On Euler-Lagrange URANS turbulence models for predicting the transient dispersion of aerosols indoors
Mojtaba Zabihi, Joshua Brinkerhoff, Ri Li
Abstract
• Accurate prediction of indoor particle deposition rate is crucial in CFD studies. • Among URANS models, SST k-ω is a robust choice for indoor aerosol spread. • k-ε models over-predict particle deposition rates. • k-ε models predict stronger turbulence effects on particles near walls than SST k-ω. • Enabling the TKE production limiter enhances the accuracy of k-ε models. Accurate prediction of aerosol dispersion in indoor environments is vital for understanding airborne disease transmission and optimizing ventilation strategies. This study investigates the transient dispersion of aerosols in a controlled ventilated environment through a combination of experimental and numerical methods. A fully transient Euler-Lagrange approach utilizing Unsteady Reynolds-Averaged Navier-Stokes (URANS) turbulence models coupled with unsteady tracking of discrete particles using a stochastic method, was employed to simulate particle dispersion, focusing on three widely used models: RNG k-ε, Realizable k-ε, and SST k-ω. A custom-built experimental chamber provided low-concentration in-house data for validating the numerical simulations under precisely replicated conditions. The results demonstrate that while all three turbulence models captured general aerosol dispersion trends, the SST k-ω model most closely matched the experimental data. The findings reveal that the deposition rate is a significant source of error, particularly with the k-ε models, which predicted a decay curve with lower concentration and a different slope than the experimental data.

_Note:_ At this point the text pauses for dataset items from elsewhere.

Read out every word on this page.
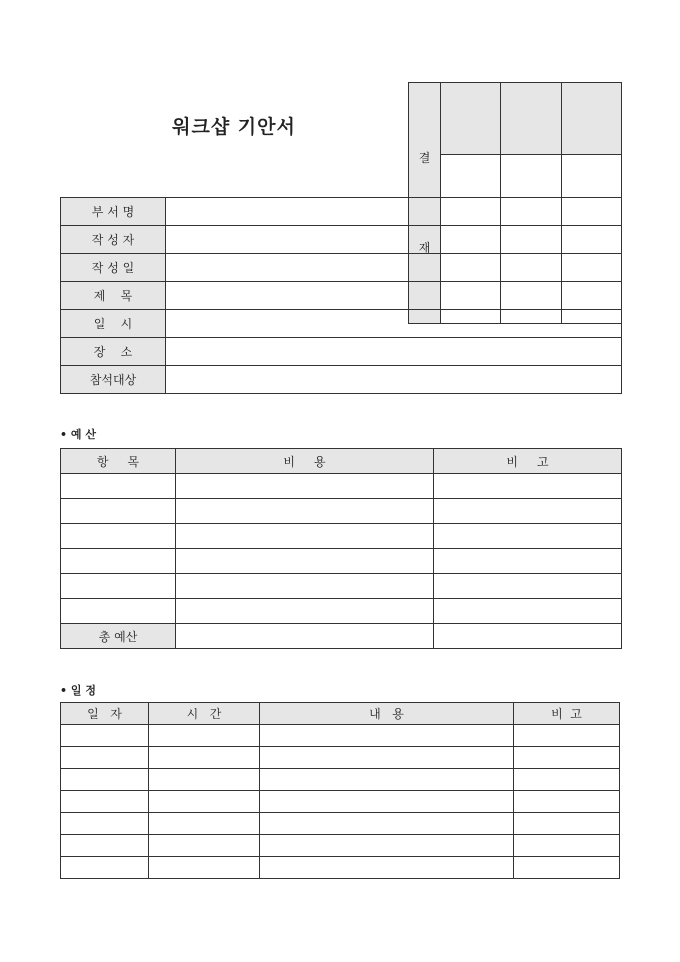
워크샵 기안서

결

재			

부 서 명	
작 성 자	
작 성 일	
제    목	
일    시	
장    소	
참석대상	
• 예 산
항     목	비     용	비     고

총 예산		
• 일 정
일   자	시   간	내   용	비  고
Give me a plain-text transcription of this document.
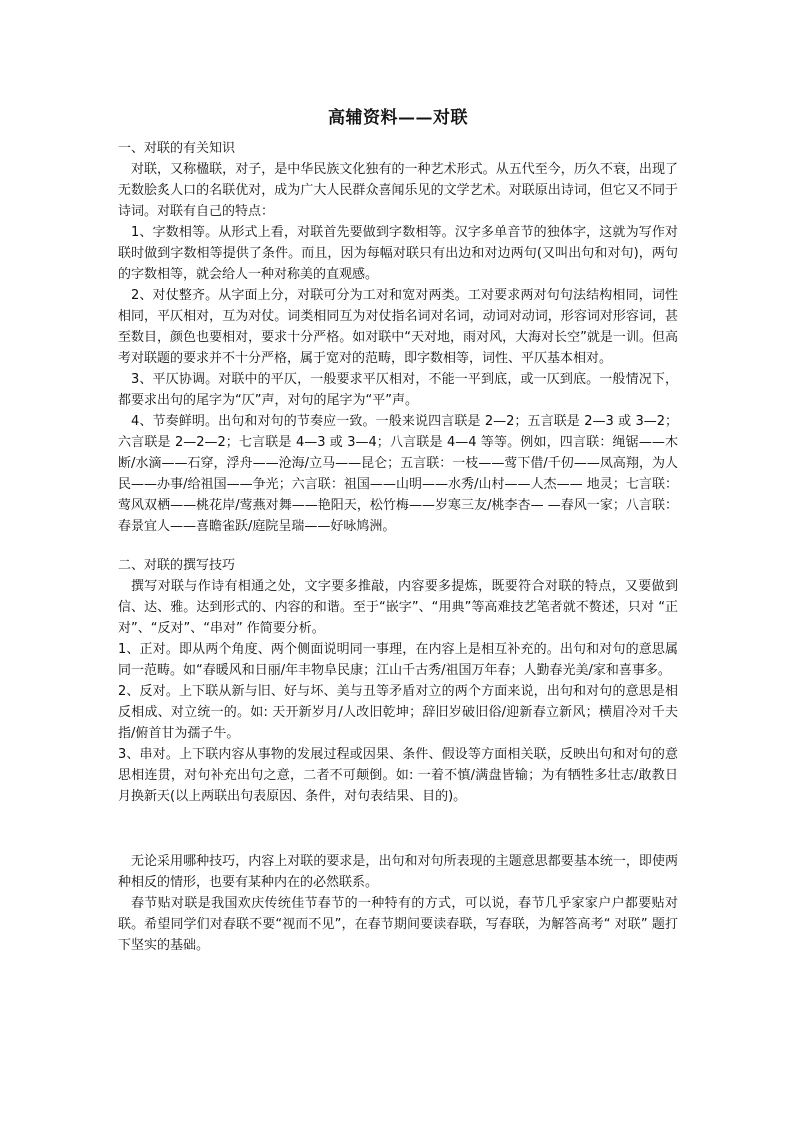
高辅资料——对联

一、对联的有关知识

对联，又称楹联，对子，是中华民族文化独有的一种艺术形式。从五代至今，历久不衰，出现了无数脍炙人口的名联优对，成为广大人民群众喜闻乐见的文学艺术。对联原出诗词，但它又不同于诗词。对联有自己的特点：

1、字数相等。从形式上看，对联首先要做到字数相等。汉字多单音节的独体字，这就为写作对联时做到字数相等提供了条件。而且，因为每幅对联只有出边和对边两句(又叫出句和对句)，两句的字数相等，就会给人一种对称美的直观感。

2、对仗整齐。从字面上分，对联可分为工对和宽对两类。工对要求两对句句法结构相同，词性相同，平仄相对，互为对仗。词类相同互为对仗指名词对名词，动词对动词，形容词对形容词，甚至数目，颜色也要相对，要求十分严格。如对联中“天对地，雨对风，大海对长空”就是一训。但高考对联题的要求并不十分严格，属于宽对的范畴，即字数相等，词性、平仄基本相对。

3、平仄协调。对联中的平仄，一般要求平仄相对，不能一平到底，或一仄到底。一般情况下，都要求出句的尾字为“仄”声，对句的尾字为“平”声。

4、节奏鲜明。出句和对句的节奏应一致。一般来说四言联是 2—2；五言联是 2—3 或 3—2；六言联是 2—2—2；七言联是 4—3 或 3—4；八言联是 4—4 等等。例如，四言联：绳锯——木断/水滴——石穿，浮舟——沧海/立马——昆仑；五言联：一枝——莺下借/千仞——凤高翔，为人民——办事/给祖国——争光；六言联：祖国——山明——水秀/山村——人杰—— 地灵；七言联：莺风双栖——桃花岸/莺燕对舞——艳阳天，松竹梅——岁寒三友/桃李杏— —春风一家；八言联：春景宜人——喜瞻雀跃/庭院呈瑞——好咏鸠洲。

二、对联的撰写技巧

撰写对联与作诗有相通之处，文字要多推敲，内容要多提炼，既要符合对联的特点，又要做到信、达、雅。达到形式的、内容的和谐。至于“嵌字”、“用典”等高难技艺笔者就不赘述，只对 “正对”、“反对”、“串对” 作简要分析。

1、正对。即从两个角度、两个侧面说明同一事理，在内容上是相互补充的。出句和对句的意思属同一范畴。如“春暖风和日丽/年丰物阜民康；江山千古秀/祖国万年春；人勤春光美/家和喜事多。

2、反对。上下联从新与旧、好与坏、美与丑等矛盾对立的两个方面来说，出句和对句的意思是相反相成、对立统一的。如: 天开新岁月/人改旧乾坤；辞旧岁破旧俗/迎新春立新风；横眉冷对千夫指/俯首甘为孺子牛。

3、串对。上下联内容从事物的发展过程或因果、条件、假设等方面相关联，反映出句和对句的意思相连贯，对句补充出句之意，二者不可颠倒。如: 一着不慎/满盘皆输；为有牺牲多壮志/敢教日月换新天(以上两联出句表原因、条件，对句表结果、目的)。

无论采用哪种技巧，内容上对联的要求是，出句和对句所表现的主题意思都要基本统一，即使两种相反的情形，也要有某种内在的必然联系。

春节贴对联是我国欢庆传统佳节春节的一种特有的方式，可以说，春节几乎家家户户都要贴对联。希望同学们对春联不要“视而不见”，在春节期间要读春联，写春联，为解答高考“ 对联” 题打下坚实的基础。
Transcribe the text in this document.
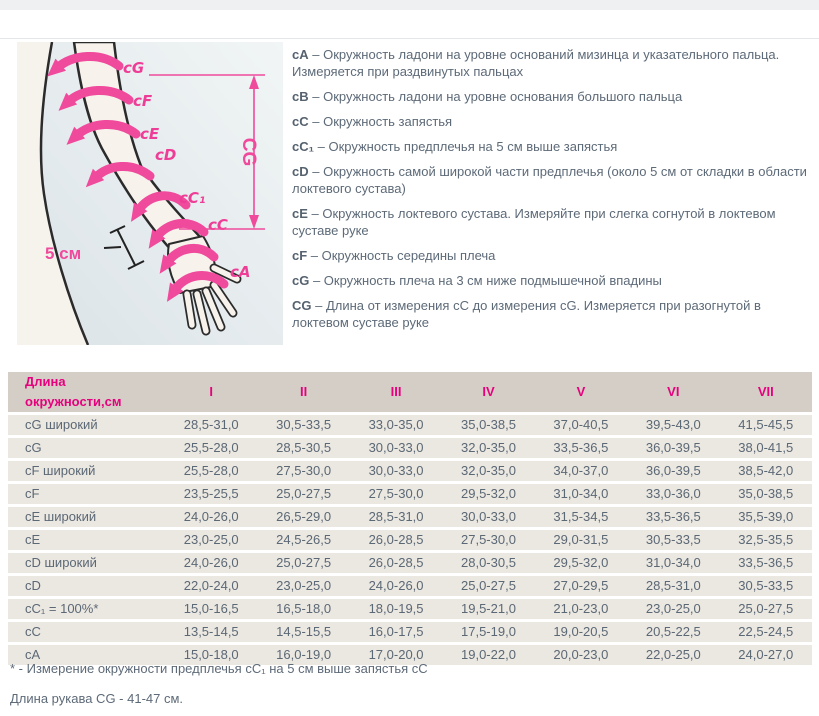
cG
cF
cE
cD
cC₁
cC
cA
CG
5 см
cA – Окружность ладони на уровне оснований мизинца и указательного пальца. Измеряется при раздвинутых пальцах
cB – Окружность ладони на уровне основания большого пальца
cC – Окружность запястья
cC₁ – Окружность предплечья на 5 см выше запястья
cD – Окружность самой широкой части предплечья (около 5 см от складки в области локтевого сустава)
cE – Окружность локтевого сустава. Измеряйте при слегка согнутой в локтевом суставе руке
cF – Окружность середины плеча
cG – Окружность плеча на 3 см ниже подмышечной впадины
CG – Длина от измерения cC до измерения cG. Измеряется при разогнутой в локтевом суставе руке
Длина окружности,см	I	II	III	IV	V	VI	VII
cG широкий	28,5-31,0	30,5-33,5	33,0-35,0	35,0-38,5	37,0-40,5	39,5-43,0	41,5-45,5
cG	25,5-28,0	28,5-30,5	30,0-33,0	32,0-35,0	33,5-36,5	36,0-39,5	38,0-41,5
cF широкий	25,5-28,0	27,5-30,0	30,0-33,0	32,0-35,0	34,0-37,0	36,0-39,5	38,5-42,0
cF	23,5-25,5	25,0-27,5	27,5-30,0	29,5-32,0	31,0-34,0	33,0-36,0	35,0-38,5
cE широкий	24,0-26,0	26,5-29,0	28,5-31,0	30,0-33,0	31,5-34,5	33,5-36,5	35,5-39,0
cE	23,0-25,0	24,5-26,5	26,0-28,5	27,5-30,0	29,0-31,5	30,5-33,5	32,5-35,5
cD широкий	24,0-26,0	25,0-27,5	26,0-28,5	28,0-30,5	29,5-32,0	31,0-34,0	33,5-36,5
cD	22,0-24,0	23,0-25,0	24,0-26,0	25,0-27,5	27,0-29,5	28,5-31,0	30,5-33,5
cC₁ = 100%*	15,0-16,5	16,5-18,0	18,0-19,5	19,5-21,0	21,0-23,0	23,0-25,0	25,0-27,5
cC	13,5-14,5	14,5-15,5	16,0-17,5	17,5-19,0	19,0-20,5	20,5-22,5	22,5-24,5
cA	15,0-18,0	16,0-19,0	17,0-20,0	19,0-22,0	20,0-23,0	22,0-25,0	24,0-27,0
* - Измерение окружности предплечья cC₁ на 5 см выше запястья cC
Длина рукава CG - 41-47 см.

These models tend to overpredict turbulent kinetic energy near surfaces, leading to the calculation of stronger artificial eddies that last longer, resulting in inaccuracies and an overestimation of the particle deposition rate. The study underscores the importance of selecting appropriate turbulence models for reliable predictions of aerosol behavior in indoor environments. Furthermore, the experimental data reported serves as a valuable resource for validating numerical approaches, particularly the Euler-Lagrange method, in future research.